A project that could take thousands of trucks off inner-west streets has been left languishing while the state government pursues its privatisation of Melbourne’s port.

The $58 million Port Rail Shuttle proposes shifting freight between Swanson Dock and three inland container terminals, and has been in the pipeline since 2007.

The freight rail shuttle could take an estimated 3500 trucks each day off city roads.

Despite already accepting $38 million in federal government funds and allocating $20 million from its own 2014-15 budget for the shuttle, the state government has effectively abandoned the project while it tries to privatise the Port of Melbourne.

Western suburbs Greens MP Colleen Hartland has slammed both current and previous governments over the delay.

“The Labor government has a cheap and quick solution to remove more than half the trucks from our local streets, and they have dumped it,” she said.

Ms Hartland last week told Parliament the people of Yarraville and Footscray put up with pollution, noise and road safety risks from thousands of port-bound container trucks on a daily basis.

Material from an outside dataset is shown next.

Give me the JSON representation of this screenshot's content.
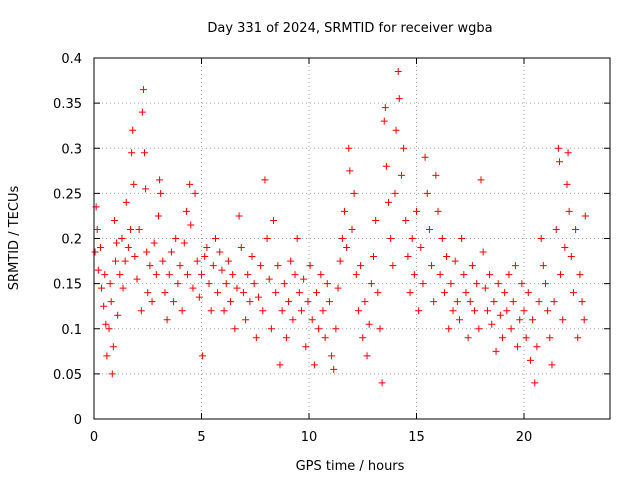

“It’s an absolute outrage that the Labor government is willing to consider making motorists and governments pay $5.5 billion for the Western Distributor proposal, when there is a far more affordable and effective solution available.”

A spokesman for Roads and Ports Minister Luke Donnellan said the government still supported a freight rail proposal at the port.

“The Port Rail Shuttle is one concept that may lead to improved rail modal share at the Port of Melbourne, but there are a range of other potential initiatives,” he said.

“The government will pursue these in conjunction with the Port of Melbourne lease transaction.”

The successful bidder would be required to protect rail corridors inside the port and consider rail options during its lease term.

Victoria University logistics expert Hermione Parsons warns port privatisation could leave taxpayers facing an expensive compensation bill.

Ms Parsons on Monday told Victoria University’s Port Privatisation in Australia forum that container capacity at the Port of Melbourne would be reached in the next 20 years.

“Currently, the privatisation proposal exposes Victorians to a massive compensation payout if a second container port is developed in the next 50 years,” Ms Parsons said.

Public hearings into the proposed lease of the Port of Melbourne began yesterday and continue today.